- name:
- development-estimation
- description:
- Use when estimating time, effort, cost, or complexity for features, projects, refactors, and bug backlogs. Produces defensible estimates via triage, decomposition, risk handling, and confidence intervals, with clear assumptions and validation steps.
- version:
- 1.1.0
- owner:
- engineering
- last_updated:
- 2026-02-10
Development Estimation
Purpose
Create consistent, defensible estimates by:
- Triaging and clarifying scope (especially for bug lists)
- Decomposing work into deliverable components
- Accounting for testing, QA, and release overhead
- Identifying risks and unknowns with explicit mitigation
- Producing confidence-based ranges (P50/P80/P90)
Optimized for reviewing an existing project or backlog and producing a realistic delivery forecast.
When to Use
- Estimating feature or project scope and delivery timelines
- Reviewing a backlog and producing a time estimate
- Producing risk-aware estimates with confidence intervals
- Converting a list of problems into an execution plan
Avoid When
- The task is trivial and a gut-check is sufficient
- Requirements are unknown and discovery is the real work
- You lack access to the codebase or requirements
Inputs Required
Provide as much as possible; estimate quality depends on clarity.
Minimum
- List of items (bugs/features) with short descriptions
- Target platform/environment (e.g., iOS/Android/Web, staging/prod)

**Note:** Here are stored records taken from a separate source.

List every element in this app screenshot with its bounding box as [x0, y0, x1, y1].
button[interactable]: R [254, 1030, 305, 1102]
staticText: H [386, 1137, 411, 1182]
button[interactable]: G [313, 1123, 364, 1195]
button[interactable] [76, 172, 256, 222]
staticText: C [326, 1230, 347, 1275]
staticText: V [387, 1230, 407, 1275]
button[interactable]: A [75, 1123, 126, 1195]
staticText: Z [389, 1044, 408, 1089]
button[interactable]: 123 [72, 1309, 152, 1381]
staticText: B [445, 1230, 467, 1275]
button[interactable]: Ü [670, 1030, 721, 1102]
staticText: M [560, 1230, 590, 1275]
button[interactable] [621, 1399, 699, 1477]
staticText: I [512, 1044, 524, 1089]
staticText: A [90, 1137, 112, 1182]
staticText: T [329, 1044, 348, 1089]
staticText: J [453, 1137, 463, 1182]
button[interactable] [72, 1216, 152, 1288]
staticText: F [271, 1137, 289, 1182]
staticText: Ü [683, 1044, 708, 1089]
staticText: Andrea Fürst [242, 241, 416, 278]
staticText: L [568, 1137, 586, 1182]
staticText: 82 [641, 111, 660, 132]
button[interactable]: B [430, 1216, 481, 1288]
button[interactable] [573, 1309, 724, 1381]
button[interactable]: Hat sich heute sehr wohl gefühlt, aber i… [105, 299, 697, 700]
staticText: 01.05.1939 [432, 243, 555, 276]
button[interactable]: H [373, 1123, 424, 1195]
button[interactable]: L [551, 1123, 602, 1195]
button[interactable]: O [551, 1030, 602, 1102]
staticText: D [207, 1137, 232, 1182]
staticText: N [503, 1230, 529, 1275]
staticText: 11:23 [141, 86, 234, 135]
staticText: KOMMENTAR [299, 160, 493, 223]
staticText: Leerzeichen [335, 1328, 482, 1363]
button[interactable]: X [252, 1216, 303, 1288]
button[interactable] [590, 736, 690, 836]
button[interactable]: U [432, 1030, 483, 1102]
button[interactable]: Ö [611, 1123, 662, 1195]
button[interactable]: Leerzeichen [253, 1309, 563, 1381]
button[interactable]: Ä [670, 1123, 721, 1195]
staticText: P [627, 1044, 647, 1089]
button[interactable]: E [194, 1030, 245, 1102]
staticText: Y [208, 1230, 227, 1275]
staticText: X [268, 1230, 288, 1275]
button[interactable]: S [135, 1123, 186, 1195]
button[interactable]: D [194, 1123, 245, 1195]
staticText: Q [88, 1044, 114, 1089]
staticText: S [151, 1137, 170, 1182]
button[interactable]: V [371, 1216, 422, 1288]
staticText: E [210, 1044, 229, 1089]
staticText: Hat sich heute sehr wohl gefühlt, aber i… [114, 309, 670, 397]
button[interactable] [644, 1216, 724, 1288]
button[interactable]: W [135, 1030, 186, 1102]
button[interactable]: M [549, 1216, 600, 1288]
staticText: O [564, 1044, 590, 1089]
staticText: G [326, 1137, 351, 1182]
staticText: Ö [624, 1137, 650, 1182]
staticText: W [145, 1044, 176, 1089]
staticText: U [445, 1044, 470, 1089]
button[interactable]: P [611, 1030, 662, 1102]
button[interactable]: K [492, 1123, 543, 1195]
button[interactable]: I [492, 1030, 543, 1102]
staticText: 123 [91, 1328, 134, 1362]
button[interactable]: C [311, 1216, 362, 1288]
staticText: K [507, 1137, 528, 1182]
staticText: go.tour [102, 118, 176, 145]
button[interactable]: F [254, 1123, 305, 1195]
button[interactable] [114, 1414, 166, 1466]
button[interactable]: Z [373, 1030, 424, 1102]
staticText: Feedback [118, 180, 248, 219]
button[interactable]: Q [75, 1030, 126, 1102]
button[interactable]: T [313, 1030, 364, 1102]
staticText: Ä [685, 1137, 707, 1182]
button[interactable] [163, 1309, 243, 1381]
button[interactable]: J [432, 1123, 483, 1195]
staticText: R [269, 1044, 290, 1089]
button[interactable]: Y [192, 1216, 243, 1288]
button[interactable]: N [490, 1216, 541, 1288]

- Constraints (deadline, must-fix vs can-slip)
Helpful
- Repro steps, logs, screenshots
- Architecture notes or codebase access
- Deployment pipeline and QA process
- Team capacity model (engineers, focus hours/day, meeting load)
- Definition of done (tests required, QA sign-off, release scope)
Estimation Frames
Always confirm the estimate frame up front:
- Effort: engineer-days or engineer-weeks
- Calendar: derived from capacity (effort / throughput)
- Cost: optional, requires rate assumptions
- Complexity: t-shirt sizing or points (only if requested)
Default Capacity Model
Unless provided, assume:
- 5–6 hours/day of effective build time per engineer
- Review and coordination overhead included per item
- QA/release overhead is stated explicitly as an assumption
Triage Rubric (Bug Backlog)
For each bug, capture:
Repro
- A: Always
- B: Sometimes / flaky
- C: Cannot repro / unclear
Clarity
- A: Clear cause or clear fix path
- B: Partial (needs investigation)
- C: Unknown (needs discovery)
Impact
- Blocker / High / Medium / Low
Fix Type
- UI / Backend / Infra / Data / Dependency / Config / Unknown
Risk Flags
- Concurrency / migrations / auth/security / payments / third-party API
- Performance / cross-platform behavior / state persistence
- Touches core path / unknown blast radius
Rule: If Repro=C or Clarity=C, include a discovery slice.
Workflow
1) Define Scope and Estimate Type
- Confirm what is in/out of scope
- Confirm estimate type: effort, calendar, cost, complexity
- Confirm confidence target(s): P50 / P80 (default), optionally P90
- Confirm constraints: deadlines, must-fix items, release boundary
2) Intake and Normalize the Backlog
- De-duplicate issues
- Merge near-duplicates and note uncertainty
- Group items by subsystem (auth, billing, UI, sync, infra)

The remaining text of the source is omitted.